HaploytpeCaller gVCF calling for WGS
I am doing gVCF calls for whole genome samples and I would notice that the gvcf-calling jobs for some of the samples would fail at random genomic locations and if I resubmit those failed jobs, they would either finish successfully or fail again at a different genomic location ('genomic location' info from "ProgressMeter" line inside logs).
- I am doing one gVCF job per WGS sample. Right now there are more than 70% of jobs that are failing. Is there anything that should be changed on the parameters?

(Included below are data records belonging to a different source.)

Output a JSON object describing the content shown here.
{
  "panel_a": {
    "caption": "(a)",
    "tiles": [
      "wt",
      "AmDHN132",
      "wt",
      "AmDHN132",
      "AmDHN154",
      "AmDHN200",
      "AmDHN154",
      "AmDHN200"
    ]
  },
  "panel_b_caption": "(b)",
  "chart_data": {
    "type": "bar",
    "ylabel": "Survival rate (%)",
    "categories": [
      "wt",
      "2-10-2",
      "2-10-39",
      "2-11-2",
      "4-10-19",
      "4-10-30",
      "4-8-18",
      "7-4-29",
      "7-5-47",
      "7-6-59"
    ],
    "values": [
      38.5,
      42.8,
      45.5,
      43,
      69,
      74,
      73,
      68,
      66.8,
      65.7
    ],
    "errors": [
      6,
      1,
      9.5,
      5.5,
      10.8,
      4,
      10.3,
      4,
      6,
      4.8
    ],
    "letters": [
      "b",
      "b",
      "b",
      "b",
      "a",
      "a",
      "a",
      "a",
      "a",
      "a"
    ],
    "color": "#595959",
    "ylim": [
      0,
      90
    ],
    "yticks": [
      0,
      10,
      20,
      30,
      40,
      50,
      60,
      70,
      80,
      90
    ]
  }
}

- Do you have something like a SOP for best practises on doing HaplotypeCaller calling for WGS samples? I understand the process is very similar to exome sequencing gVCF calling but somehow I see many more job failures with gVCF calling on WGS samples.

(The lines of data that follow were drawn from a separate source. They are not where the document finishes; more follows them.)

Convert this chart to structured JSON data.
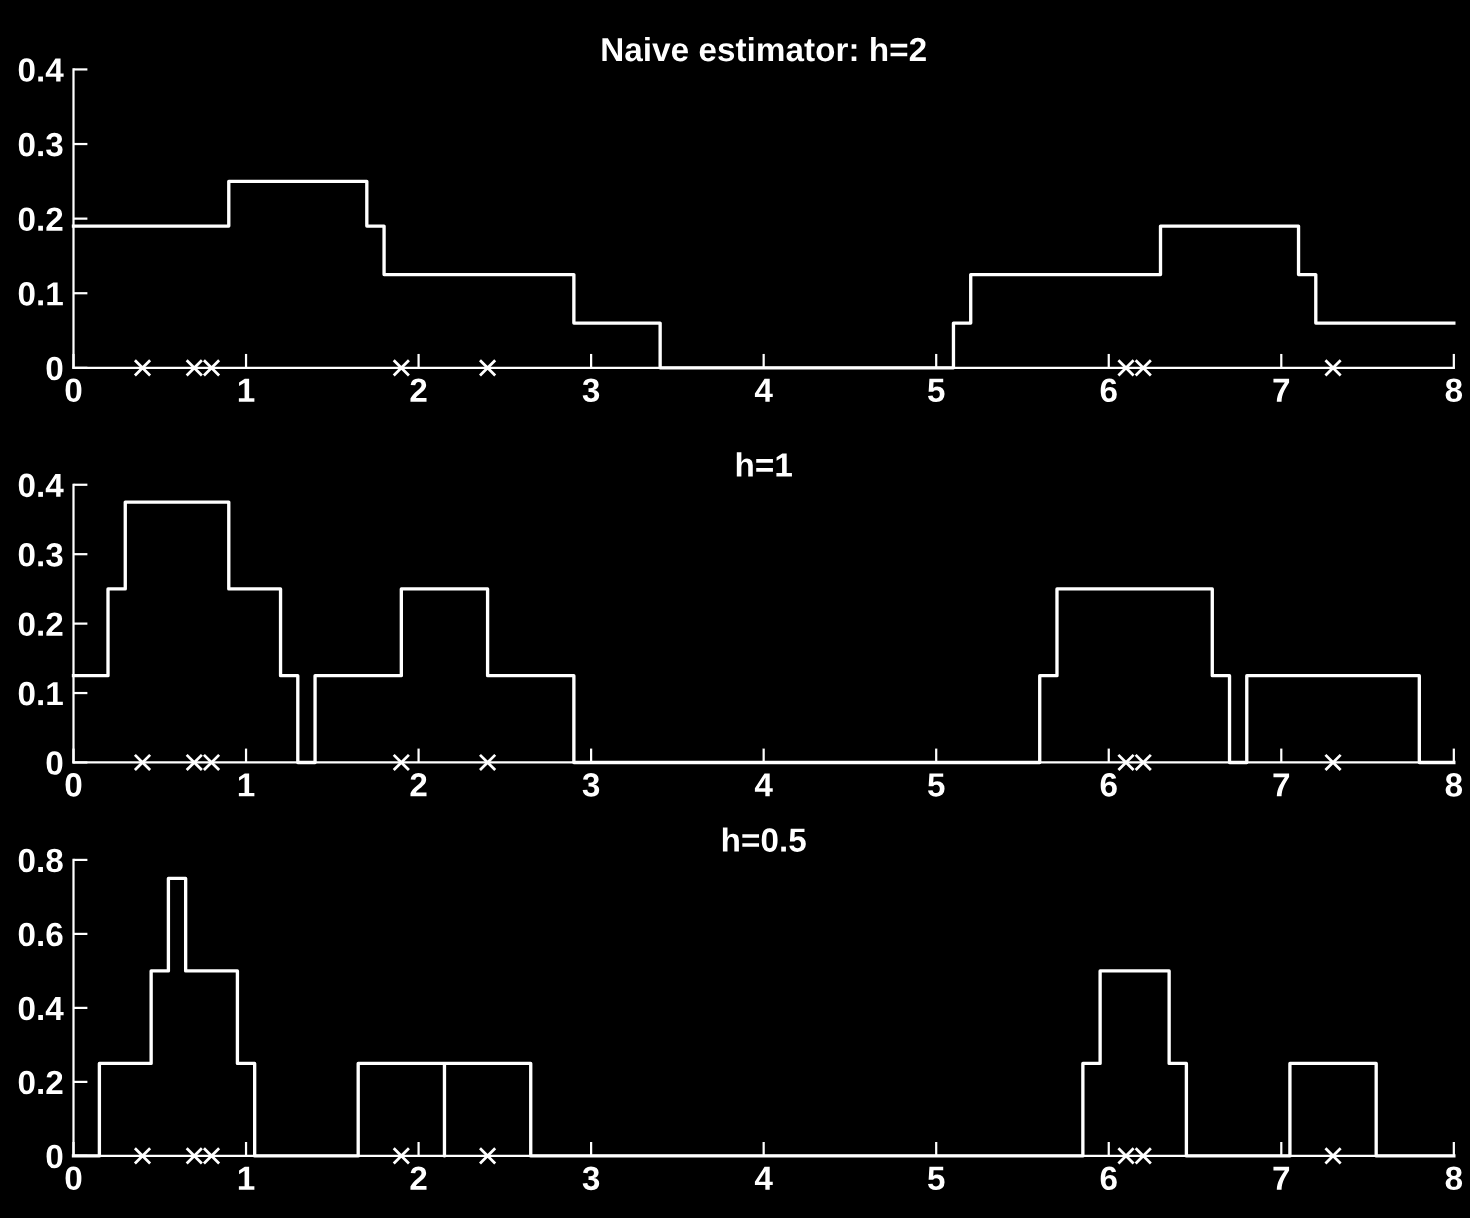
{
  "chart_data": [
    {
      "type": "step",
      "title": "Naive estimator: h=2",
      "xlim": [
        0,
        8
      ],
      "xticks": [
        0,
        1,
        2,
        3,
        4,
        5,
        6,
        7,
        8
      ],
      "ylim": [
        0,
        0.4
      ],
      "yticks": [
        0,
        0.1,
        0.2,
        0.3,
        0.4
      ],
      "series": [
        {
          "color": "#ffffff",
          "line_style": "solid",
          "x": [
            0,
            0.9,
            1.7,
            1.8,
            2.9,
            3.4,
            5.1,
            5.2,
            6.3,
            7.1,
            7.2,
            8
          ],
          "values": [
            0.19,
            0.25,
            0.19,
            0.125,
            0.06,
            0,
            0.06,
            0.125,
            0.19,
            0.125,
            0.06,
            0.06
          ]
        },
        {
          "type": "scatter",
          "color": "#ffffff",
          "marker": "cross",
          "x": [
            0.4,
            0.7,
            0.8,
            1.9,
            2.4,
            6.1,
            6.2,
            7.3
          ],
          "values": [
            0,
            0,
            0,
            0,
            0,
            0,
            0,
            0
          ]
        }
      ]
    },
    {
      "type": "step",
      "title": "h=1",
      "xlim": [
        0,
        8
      ],
      "xticks": [
        0,
        1,
        2,
        3,
        4,
        5,
        6,
        7,
        8
      ],
      "ylim": [
        0,
        0.4
      ],
      "yticks": [
        0,
        0.1,
        0.2,
        0.3,
        0.4
      ],
      "series": [
        {
          "color": "#ffffff",
          "line_style": "solid",
          "x": [
            0,
            0.2,
            0.3,
            0.9,
            1.2,
            1.3,
            1.4,
            1.9,
            2.4,
            2.9,
            5.6,
            5.7,
            6.6,
            6.7,
            6.8,
            7.8,
            8
          ],
          "values": [
            0.125,
            0.25,
            0.375,
            0.25,
            0.125,
            0,
            0.125,
            0.25,
            0.125,
            0,
            0.125,
            0.25,
            0.125,
            0,
            0.125,
            0,
            0
          ]
        },
        {
          "type": "scatter",
          "color": "#ffffff",
          "marker": "cross",
          "x": [
            0.4,
            0.7,
            0.8,
            1.9,
            2.4,
            6.1,
            6.2,
            7.3
          ],
          "values": [
            0,
            0,
            0,
            0,
            0,
            0,
            0,
            0
          ]
        }
      ]
    },
    {
      "type": "step",
      "title": "h=0.5",
      "xlim": [
        0,
        8
      ],
      "xticks": [
        0,
        1,
        2,
        3,
        4,
        5,
        6,
        7,
        8
      ],
      "ylim": [
        0,
        0.8
      ],
      "yticks": [
        0,
        0.2,
        0.4,
        0.6,
        0.8
      ],
      "series": [
        {
          "color": "#ffffff",
          "line_style": "solid",
          "x": [
            0,
            0.15,
            0.45,
            0.55,
            0.65,
            0.95,
            1.05,
            1.65,
            2.15,
            2.15,
            2.65,
            5.85,
            5.95,
            6.35,
            6.45,
            7.05,
            7.55,
            8
          ],
          "values": [
            0,
            0.25,
            0.5,
            0.75,
            0.5,
            0.25,
            0,
            0.25,
            0,
            0.25,
            0,
            0.25,
            0.5,
            0.25,
            0,
            0.25,
            0,
            0
          ]
        },
        {
          "type": "scatter",
          "color": "#ffffff",
          "marker": "cross",
          "x": [
            0.4,
            0.7,
            0.8,
            1.9,
            2.4,
            6.1,
            6.2,
            7.3
          ],
          "values": [
            0,
            0,
            0,
            0,
            0,
            0,
            0,
            0
          ]
        }
      ]
    }
  ]
}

I am using the following parameters for gVCF call:
java -Xmx128g -XX:+UseConcMarkSweepGC -XX:-UseGCOverheadLimit -jar GenomeAnalysisTK.jar -T HaplotypeCaller -I file.bam -nct 8 -R human_g1k_v37.fasta -o /ttemp/file.g.vcf -L b37_wgs.intervals —emitRefConfidence GVCF --variant_index_type LINEAR --variant_index_parameter 128000 -dcov 250 -minPruning 3 -stand_call_conf 30 -stand_emit_conf 30 -G Standard -A AlleleBalance -A Coverage -A HomopolymerRun -A QualByDepth
Compute: One full node (“256GB RAM, 20 cores” per node) per single sample WGS gvcf job.
GATK version being used is "3.1”
P.S. I am also testing out the latest version of GATK (3.4) without “-dcov” option to see if that resolves the issue.